Governing equations on integral form

Mass can be neither created nor destroyed, which implies that mass is conserved

The net massflow into the control volume ${\displaystyle \Omega }$ in Fig. \ref{fig:generic:cv} is obtained by integrating mass flux over the control volume surface ${\displaystyle \partial \Omega }$

$${\displaystyle -\underset{\partial \Omega }{\iint }\rho 𝐯\cdot 𝐧dS}$$

Now, let's consider a small infinitesimal volume $d\mathscr{V}$ inside ${\displaystyle \Omega }$. The mass of ${\displaystyle dV}$ is ${\displaystyle \rho dV}$. Thus, the mass enclosed within ${\displaystyle \Omega }$ can be calculated as

$${\displaystyle \underset{\Omega }{\iiint }\rho dV}$$

The rate of change of mass within ${\displaystyle \Omega }$ is obtained as

$${\displaystyle \frac{d}{dt}\underset{\Omega }{\iiint }\rho dV}$$

Mass is conserved, which means that the rate of change of mass within ${\displaystyle \Omega }$ must equal the net flux over the control volume surface.

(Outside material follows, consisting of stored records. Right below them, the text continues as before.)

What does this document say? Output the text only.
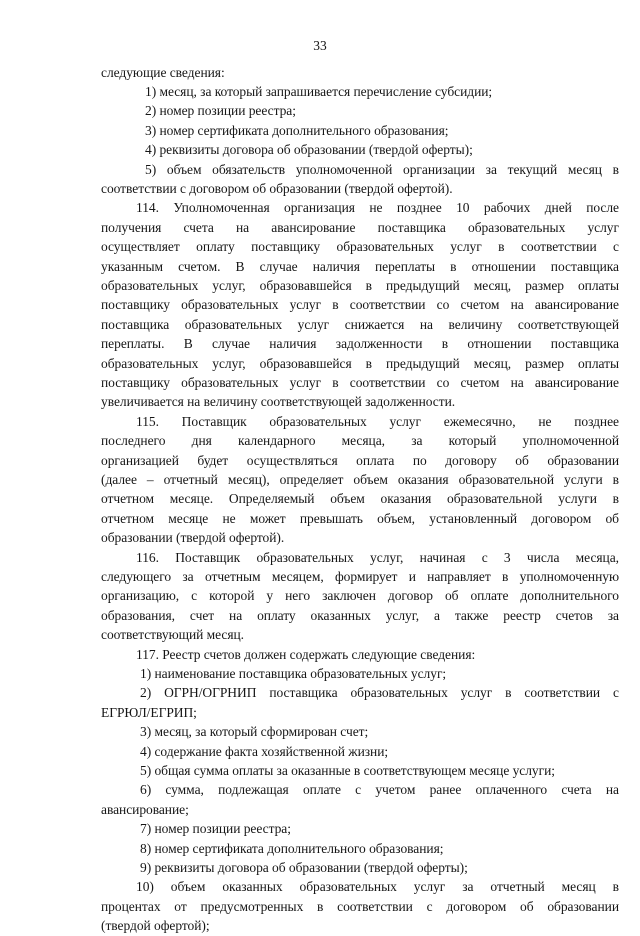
33
следующие сведения:
1) месяц, за который запрашивается перечисление субсидии;
2) номер позиции реестра;
3) номер сертификата дополнительного образования;
4) реквизиты договора об образовании (твердой оферты);
5) объем обязательств уполномоченной организации за текущий месяц в
соответствии с договором об образовании (твердой офертой).
114. Уполномоченная организация не позднее 10 рабочих дней после
получения счета на авансирование поставщика образовательных услуг
осуществляет оплату поставщику образовательных услуг в соответствии с
указанным счетом. В случае наличия переплаты в отношении поставщика
образовательных услуг, образовавшейся в предыдущий месяц, размер оплаты
поставщику образовательных услуг в соответствии со счетом на авансирование
поставщика образовательных услуг снижается на величину соответствующей
переплаты. В случае наличия задолженности в отношении поставщика
образовательных услуг, образовавшейся в предыдущий месяц, размер оплаты
поставщику образовательных услуг в соответствии со счетом на авансирование
увеличивается на величину соответствующей задолженности.
115. Поставщик образовательных услуг ежемесячно, не позднее
последнего дня календарного месяца, за который уполномоченной
организацией будет осуществляться оплата по договору об образовании
(далее – отчетный месяц), определяет объем оказания образовательной услуги в
отчетном месяце. Определяемый объем оказания образовательной услуги в
отчетном месяце не может превышать объем, установленный договором об
образовании (твердой офертой).
116. Поставщик образовательных услуг, начиная с 3 числа месяца,
следующего за отчетным месяцем, формирует и направляет в уполномоченную
организацию, с которой у него заключен договор об оплате дополнительного
образования, счет на оплату оказанных услуг, а также реестр счетов за
соответствующий месяц.
117. Реестр счетов должен содержать следующие сведения:
1) наименование поставщика образовательных услуг;
2) ОГРН/ОГРНИП поставщика образовательных услуг в соответствии с
ЕГРЮЛ/ЕГРИП;
3) месяц, за который сформирован счет;
4) содержание факта хозяйственной жизни;
5) общая сумма оплаты за оказанные в соответствующем месяце услуги;
6) сумма, подлежащая оплате с учетом ранее оплаченного счета на
авансирование;
7) номер позиции реестра;
8) номер сертификата дополнительного образования;
9) реквизиты договора об образовании (твердой оферты);
10) объем оказанных образовательных услуг за отчетный месяц в
процентах от предусмотренных в соответствии с договором об образовании
(твердой офертой);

$${\displaystyle \frac{d}{dt}\underset{\Omega }{\iiint }\rho dV=-\underset{\partial \Omega }{\iint }\rho 𝐯\cdot 𝐧dS}$$

or

$${\displaystyle \frac{d}{dt}\underset{\Omega }{\iiint }\rho dV+\underset{\partial \Omega }{\iint }\rho 𝐯\cdot 𝐧dS=0}$$

which is the integral form of the continuity equation.

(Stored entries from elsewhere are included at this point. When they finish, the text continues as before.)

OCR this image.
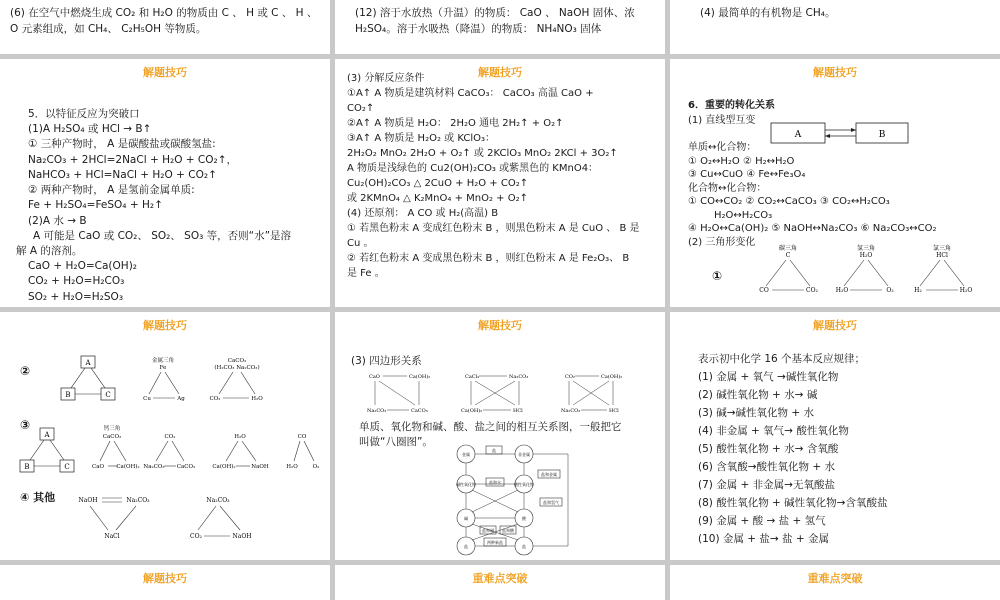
(6) 在空气中燃烧生成 CO₂ 和 H₂O 的物质由 C 、 H 或 C 、 H 、
O 元素组成，如 CH₄、 C₂H₅OH 等物质。
(12) 溶于水放热（升温）的物质： CaO 、 NaOH 固体、浓
H₂SO₄。溶于水吸热（降温）的物质： NH₄NO₃ 固体
(4) 最简单的有机物是 CH₄。
解题技巧
5．以特征反应为突破口
(1)A H₂SO₄ 或 HCl → B↑
① 三种产物时， A 是碳酸盐或碳酸氢盐:
Na₂CO₃ + 2HCl=2NaCl + H₂O + CO₂↑，
NaHCO₃ + HCl=NaCl + H₂O + CO₂↑
② 两种产物时， A 是氢前金属单质:
Fe + H₂SO₄=FeSO₄ + H₂↑
(2)A 水 → B
A 可能是 CaO 或 CO₂、 SO₂、 SO₃ 等，否则“水”是溶
解 A 的溶剂。
CaO + H₂O=Ca(OH)₂
CO₂ + H₂O=H₂CO₃
SO₂ + H₂O=H₂SO₃
解题技巧
(3) 分解反应条件
①A↑ A 物质是建筑材料 CaCO₃： CaCO₃ 高温 CaO +
CO₂↑
②A↑ A 物质是 H₂O： 2H₂O 通电 2H₂↑ + O₂↑
③A↑ A 物质是 H₂O₂ 或 KClO₃：
2H₂O₂ MnO₂ 2H₂O + O₂↑ 或 2KClO₃ MnO₂ 2KCl + 3O₂↑
A 物质是浅绿色的 Cu2(OH)₂CO₃ 或紫黑色的 KMnO4：
Cu₂(OH)₂CO₃ △ 2CuO + H₂O + CO₂↑
或 2KMnO₄ △ K₂MnO₄ + MnO₂ + O₂↑
(4) 还原剂： A CO 或 H₂(高温) B
① 若黑色粉末 A 变成红色粉末 B ，则黑色粉末 A 是 CuO 、 B 是
Cu 。
② 若红色粉末 A 变成黑色粉末 B ，则红色粉末 A 是 Fe₂O₃、 B
是 Fe 。
解题技巧
6．重要的转化关系
(1) 直线型互变
A	B
单质↔化合物：
① O₂↔H₂O ② H₂↔H₂O
③ Cu↔CuO ④ Fe↔Fe₃O₄
化合物↔化合物：
① CO↔CO₂ ② CO₂↔CaCO₃ ③ CO₂↔H₂CO₃
H₂O↔H₂CO₃
④ H₂O↔Ca(OH)₂ ⑤ NaOH↔Na₂CO₃ ⑥ Na₂CO₃↔CO₂
(2) 三角形变化
①
碳三角
C
CO	CO₂
氢三角
H₂O
H₂O	O₂
氯三角
HCl
H₂	H₂O
解题技巧
②
③
④ 其他
A
B	C
金属三角
Fe
Cu	Ag
CaCO₃
(H₂CO₃ Na₂CO₃)
CO₂	H₂O
A
B	C
钙三角
CaCO₃
CaO Ca(OH)₂
CO₂
Na₂CO₃ CaCO₃
H₂O
Ca(OH)₂	NaOH
CO
H₂O	O₂
NaOH	Na₂CO₃
NaCl
Na₂CO₃
CO₂	NaOH
解题技巧
(3) 四边形关系
CaO	Ca(OH)₂
Na₂CO₃	CaCO₃
CaCl₂	Na₂CO₃
Ca(OH)₂	HCl
CO₂	Ca(OH)₂
Na₂CO₃	HCl
单质、氧化物和碱、酸、盐之间的相互关系图，一般把它
叫做“八圈图”。
金属	非金属
碱性氧化物	酸性氧化物
碱	酸
盐	盐
盐
盐和水
盐和金属
盐和氢气
盐和碱 盐和酸
两种新盐
解题技巧
表示初中化学 16 个基本反应规律；
(1) 金属 + 氧气 →碱性氧化物
(2) 碱性氧化物 + 水→ 碱
(3) 碱→碱性氧化物 + 水
(4) 非金属 + 氧气→ 酸性氧化物
(5) 酸性氧化物 + 水→ 含氧酸
(6) 含氧酸→酸性氧化物 + 水
(7) 金属 + 非金属→无氧酸盐
(8) 酸性氧化物 + 碱性氧化物→含氧酸盐
(9) 金属 + 酸 → 盐 + 氢气
(10) 金属 + 盐→ 盐 + 金属
解题技巧	重难点突破	重难点突破
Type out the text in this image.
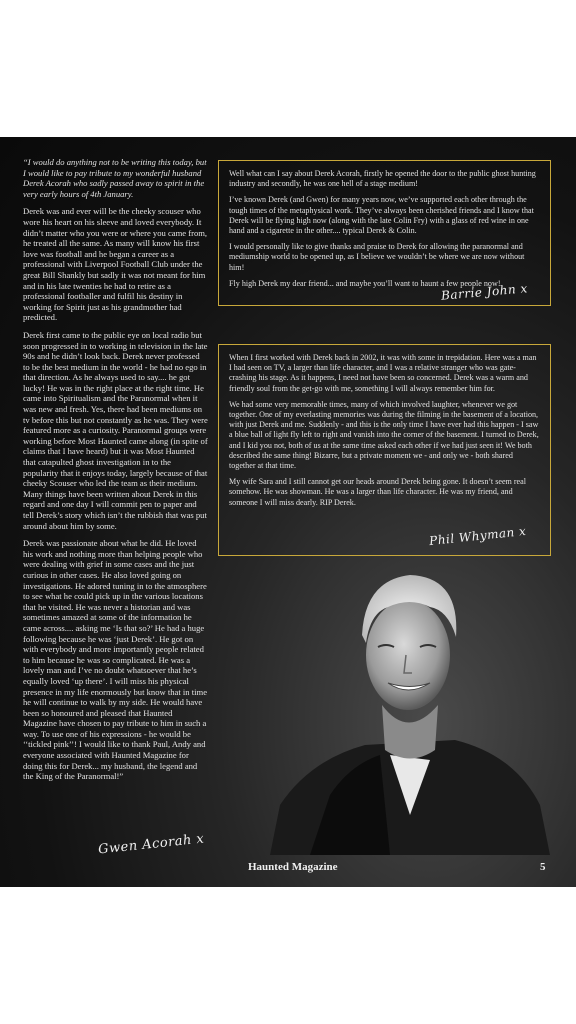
“I would do anything not to be writing this today, but I would like to pay tribute to my wonderful husband Derek Acorah who sadly passed away to spirit in the very early hours of 4th January.

Derek was and ever will be the cheeky scouser who wore his heart on his sleeve and loved everybody. It didn’t matter who you were or where you came from, he treated all the same. As many will know his first love was football and he began a career as a professional with Liverpool Football Club under the great Bill Shankly but sadly it was not meant for him and in his late twenties he had to retire as a professional footballer and fulfil his destiny in working for Spirit just as his grandmother had predicted.

Derek first came to the public eye on local radio but soon progressed in to working in television in the late 90s and he didn’t look back. Derek never professed to be the best medium in the world - he had no ego in that direction. As he always used to say.... he got lucky! He was in the right place at the right time. He came into Spiritualism and the Paranormal when it was new and fresh. Yes, there had been mediums on tv before this but not constantly as he was. They were featured more as a curiosity. Paranormal groups were working before Most Haunted came along (in spite of claims that I have heard) but it was Most Haunted that catapulted ghost investigation in to the popularity that it enjoys today, largely because of that cheeky Scouser who led the team as their medium. Many things have been written about Derek in this regard and one day I will commit pen to paper and tell Derek’s story which isn’t the rubbish that was put around about him by some.

Derek was passionate about what he did. He loved his work and nothing more than helping people who were dealing with grief in some cases and the just curious in other cases. He also loved going on investigations. He adored tuning in to the atmosphere to see what he could pick up in the various locations that he visited. He was never a historian and was sometimes amazed at some of the information he came across.... asking me ‘Is that so?’ He had a huge following because he was ‘just Derek’. He got on with everybody and more importantly people related to him because he was so complicated. He was a lovely man and I’ve no doubt whatsoever that he’s equally loved ‘up there’. I will miss his physical presence in my life enormously but know that in time he will continue to walk by my side. He would have been so honoured and pleased that Haunted Magazine have chosen to pay tribute to him in such a way. To use one of his expressions - he would be ‘‘tickled pink’’! I would like to thank Paul, Andy and everyone associated with Haunted Magazine for doing this for Derek... my husband, the legend and the King of the Paranormal!”

Gwen Acorah x

Well what can I say about Derek Acorah, firstly he opened the door to the public ghost hunting industry and secondly, he was one hell of a stage medium!

I’ve known Derek (and Gwen) for many years now, we’ve supported each other through the tough times of the metaphysical work. They’ve always been cherished friends and I know that Derek will be flying high now (along with the late Colin Fry) with a glass of red wine in one hand and a cigarette in the other.... typical Derek & Colin.

I would personally like to give thanks and praise to Derek for allowing the paranormal and mediumship world to be opened up, as I believe we wouldn’t be where we are now without him!

Fly high Derek my dear friend... and maybe you’ll want to haunt a few people now!

Barrie John x

When I first worked with Derek back in 2002, it was with some in trepidation. Here was a man I had seen on TV, a larger than life character, and I was a relative stranger who was gate-crashing his stage. As it happens, I need not have been so concerned. Derek was a warm and friendly soul from the get-go with me, something I will always remember him for.

We had some very memorable times, many of which involved laughter, whenever we got together. One of my everlasting memories was during the filming in the basement of a location, with just Derek and me. Suddenly - and this is the only time I have ever had this happen - I saw a blue ball of light fly left to right and vanish into the corner of the basement. I turned to Derek, and I kid you not, both of us at the same time asked each other if we had just seen it! We both described the same thing! Bizarre, but a private moment we - and only we - both shared together at that time.

My wife Sara and I still cannot get our heads around Derek being gone. It doesn’t seem real somehow. He was showman. He was a larger than life character. He was my friend, and someone I will miss dearly. RIP Derek.

Phil Whyman x
Haunted Magazine	5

The time rate of change of momentum of a body equals the net force exerted on it

$${\displaystyle \frac{d}{dt}(m𝐯)=𝐅}$$

What type of forces do we have?

• Body forces acting on the fluid inside $\Omega$
  • gravitation
  • electromagnetic forces
  • Coriolis forces
• Surface forces: pressure forces and shear forces

Body forces inside ${\displaystyle \Omega }$:

$${\displaystyle \underset{\Omega }{\iiint }\rho 𝐟dV}$$

Surface force on ${\displaystyle \partial \Omega }$:

$${\displaystyle -\underset{\partial \Omega }{\iint }p𝐧dS}$$

Since we are considering inviscid flow, there are no shear forces and thus we have the net force as

$${\displaystyle 𝐅=\underset{\Omega }{\iiint }\rho 𝐟dV-\underset{\partial \Omega }{\iint }p𝐧dS}$$

The fluid flowing through $\Omega$ will carry momentum and the net flow of momentum out from ${\displaystyle \Omega }$ is calculated as

$${\displaystyle \underset{\partial \Omega }{\iint }(\rho 𝐯\cdot 𝐧dS)𝐯=\underset{\partial \Omega }{\iint }(\rho 𝐯\cdot 𝐧)𝐯dS}$$

Integrated momentum inside ${\displaystyle \Omega }$

$${\displaystyle \underset{\Omega }{\iiint }\rho 𝐯dV}$$

Rate of change of momentum due to unsteady effects inside ${\displaystyle \Omega }$

$${\displaystyle \frac{d}{dt}\underset{\Omega }{\iiint }\rho 𝐯dV}$$

Combining the rate of change of momentum, the net momentum flux and the net forces we get

$${\displaystyle \frac{d}{dt}\underset{\Omega }{\iiint }\rho 𝐯dV+\underset{\partial \Omega }{\iint }(\rho 𝐯\cdot 𝐧)𝐯dS=\underset{\Omega }{\iiint }\rho 𝐟dV-\underset{\partial \Omega }{\iint }p𝐧dS}$$

combining the surface integrals, we get

$${\displaystyle \frac{d}{dt}\underset{\Omega }{\iiint }\rho 𝐯dV+\underset{\partial \Omega }{\iint }[(\rho 𝐯\cdot 𝐧)𝐯+p𝐧]dS=\underset{\Omega }{\iiint }\rho 𝐟dV}$$

which is the momentum equation on integral form.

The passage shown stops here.